Yıl 1453... Tarih 29 Mayıs... Sabahın ilk saatleri.. Konstantinopolis düşmek üzere. Aynı zamanda Hristiyanların ümitleri de. Geriye birkaç burç kalmış. Zaten askerler sönük ve umutsuz. Onlar da yarım güne fethedilecek.

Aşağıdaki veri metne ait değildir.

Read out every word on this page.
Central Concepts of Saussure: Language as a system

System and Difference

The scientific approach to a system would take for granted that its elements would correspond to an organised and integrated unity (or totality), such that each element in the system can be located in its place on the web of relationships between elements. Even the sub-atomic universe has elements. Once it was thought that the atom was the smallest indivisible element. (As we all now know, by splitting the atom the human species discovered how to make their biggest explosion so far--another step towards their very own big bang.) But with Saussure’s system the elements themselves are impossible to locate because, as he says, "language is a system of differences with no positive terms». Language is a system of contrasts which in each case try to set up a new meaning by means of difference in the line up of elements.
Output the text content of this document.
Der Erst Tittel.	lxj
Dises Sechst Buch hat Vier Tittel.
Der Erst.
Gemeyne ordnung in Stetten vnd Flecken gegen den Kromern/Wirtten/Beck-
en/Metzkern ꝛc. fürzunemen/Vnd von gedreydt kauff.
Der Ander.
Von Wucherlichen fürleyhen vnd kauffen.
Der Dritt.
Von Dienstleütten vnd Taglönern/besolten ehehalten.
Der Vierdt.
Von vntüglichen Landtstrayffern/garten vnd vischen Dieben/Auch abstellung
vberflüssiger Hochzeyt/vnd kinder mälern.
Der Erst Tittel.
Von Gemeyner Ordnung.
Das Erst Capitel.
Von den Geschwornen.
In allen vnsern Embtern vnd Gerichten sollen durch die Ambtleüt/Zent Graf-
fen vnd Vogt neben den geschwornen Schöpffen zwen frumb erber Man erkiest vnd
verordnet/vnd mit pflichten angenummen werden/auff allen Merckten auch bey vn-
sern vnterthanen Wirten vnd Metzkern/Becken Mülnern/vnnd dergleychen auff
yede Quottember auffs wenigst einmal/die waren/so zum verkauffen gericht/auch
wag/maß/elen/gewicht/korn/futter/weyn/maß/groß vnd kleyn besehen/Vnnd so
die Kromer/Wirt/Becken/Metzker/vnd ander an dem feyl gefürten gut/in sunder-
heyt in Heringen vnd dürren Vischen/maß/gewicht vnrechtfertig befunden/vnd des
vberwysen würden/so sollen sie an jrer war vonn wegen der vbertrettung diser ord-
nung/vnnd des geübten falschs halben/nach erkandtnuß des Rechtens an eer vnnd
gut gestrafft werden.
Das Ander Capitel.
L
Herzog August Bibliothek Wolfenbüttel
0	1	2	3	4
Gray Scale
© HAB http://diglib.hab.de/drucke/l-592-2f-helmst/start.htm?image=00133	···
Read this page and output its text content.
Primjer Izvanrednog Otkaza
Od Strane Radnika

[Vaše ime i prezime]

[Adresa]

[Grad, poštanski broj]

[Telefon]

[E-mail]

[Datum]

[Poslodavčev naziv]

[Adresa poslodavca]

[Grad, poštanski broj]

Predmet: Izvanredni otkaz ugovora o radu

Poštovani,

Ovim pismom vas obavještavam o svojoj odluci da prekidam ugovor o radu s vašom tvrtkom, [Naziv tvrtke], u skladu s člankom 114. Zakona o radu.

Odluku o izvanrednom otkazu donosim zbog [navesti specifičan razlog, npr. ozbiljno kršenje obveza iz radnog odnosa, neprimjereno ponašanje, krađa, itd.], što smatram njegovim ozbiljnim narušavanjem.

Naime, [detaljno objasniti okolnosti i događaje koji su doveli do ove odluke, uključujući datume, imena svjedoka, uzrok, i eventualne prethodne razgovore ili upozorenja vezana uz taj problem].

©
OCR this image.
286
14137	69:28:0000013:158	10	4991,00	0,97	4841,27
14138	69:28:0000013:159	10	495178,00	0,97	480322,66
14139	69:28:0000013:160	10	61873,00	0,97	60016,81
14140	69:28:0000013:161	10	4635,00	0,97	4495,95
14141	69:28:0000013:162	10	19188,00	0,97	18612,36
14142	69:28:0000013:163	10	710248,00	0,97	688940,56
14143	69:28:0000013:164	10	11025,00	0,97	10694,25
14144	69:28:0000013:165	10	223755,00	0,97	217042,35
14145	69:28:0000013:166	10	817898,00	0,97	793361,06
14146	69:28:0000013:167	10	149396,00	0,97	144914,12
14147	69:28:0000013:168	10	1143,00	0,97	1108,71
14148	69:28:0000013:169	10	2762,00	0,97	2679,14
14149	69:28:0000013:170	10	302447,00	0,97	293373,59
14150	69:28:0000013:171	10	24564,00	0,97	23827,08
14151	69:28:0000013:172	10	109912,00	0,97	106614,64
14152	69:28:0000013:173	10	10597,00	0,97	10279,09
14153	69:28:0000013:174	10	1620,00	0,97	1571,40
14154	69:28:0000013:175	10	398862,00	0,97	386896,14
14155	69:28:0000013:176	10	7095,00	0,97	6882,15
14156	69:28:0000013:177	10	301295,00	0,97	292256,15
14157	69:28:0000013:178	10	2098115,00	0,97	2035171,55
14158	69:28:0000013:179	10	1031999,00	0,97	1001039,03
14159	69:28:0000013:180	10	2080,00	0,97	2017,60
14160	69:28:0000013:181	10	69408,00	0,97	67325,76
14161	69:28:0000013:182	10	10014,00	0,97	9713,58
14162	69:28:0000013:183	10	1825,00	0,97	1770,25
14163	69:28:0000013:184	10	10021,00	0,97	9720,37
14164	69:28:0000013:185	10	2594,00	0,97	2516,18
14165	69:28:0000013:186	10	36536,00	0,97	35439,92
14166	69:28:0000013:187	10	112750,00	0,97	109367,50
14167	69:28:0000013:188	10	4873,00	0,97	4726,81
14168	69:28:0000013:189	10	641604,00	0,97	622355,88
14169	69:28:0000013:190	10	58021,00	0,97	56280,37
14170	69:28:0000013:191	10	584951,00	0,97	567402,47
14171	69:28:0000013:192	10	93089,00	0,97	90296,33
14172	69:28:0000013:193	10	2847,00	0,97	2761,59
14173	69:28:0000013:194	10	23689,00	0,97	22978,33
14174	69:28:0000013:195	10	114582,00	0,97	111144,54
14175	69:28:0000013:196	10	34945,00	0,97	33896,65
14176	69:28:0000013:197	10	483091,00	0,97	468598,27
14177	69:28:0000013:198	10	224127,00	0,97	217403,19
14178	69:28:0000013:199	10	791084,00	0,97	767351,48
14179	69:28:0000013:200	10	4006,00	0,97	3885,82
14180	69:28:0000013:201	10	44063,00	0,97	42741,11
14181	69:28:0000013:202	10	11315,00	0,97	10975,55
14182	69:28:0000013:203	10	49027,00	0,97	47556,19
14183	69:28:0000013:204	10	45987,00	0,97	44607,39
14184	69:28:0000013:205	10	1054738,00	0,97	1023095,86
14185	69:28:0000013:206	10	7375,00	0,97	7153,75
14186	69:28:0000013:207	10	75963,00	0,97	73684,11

Kral Konstantin ise annesine kızıyor. Niye mi? Hıristiyanlarda bir inanç vardır: Roma kurulduğu zaman imparator olan kişinin adı, Roma yıkılırken imparator olan kişiyle aynı ada sahip olacaktı. Peki sizce ilk imparatorun adı neydi sizce? Konstantin. İşte bu yüzden annesine kızıyordu. Kızmakla kalmıyor, bağırıyor. "Anne adımı niye Konstantin koydun?!" Sonra sakinleşiyor. Tek amacı kaçmak artık. Keşke kaçmasaydı. Çünkü yolda ölecekti.
Konstantin’in öldüğü anlarda ise Fatih Sultan Mehmet, Konstantinopolis’e yeni adıyla İslambol’a giriyordu. Ve direkt olarak Ayasofya’ya yöneldi. Ayasofya’ya girdiğinde halka "Güvendesiniz" demesi halkın gönlünü çoktan fethetmişti. Ve işte bu yüzden "İslambol’da Latin şapkası görmektense Osmanlı sarığı görürüz daha iyi." dendi. Ve yine bu insanların kalbini fethettiği için Osmanlı'da 500 yıl boyunca isyan çıkmadı.
Sonuç olarak ben bir yeri değil bir insanı fethederdim. Ben dünyayı değil, dünyadaki insanların kalbini fethederdim. Ben İstanbul’u değil, İstanbul’daki halkı fethederdim.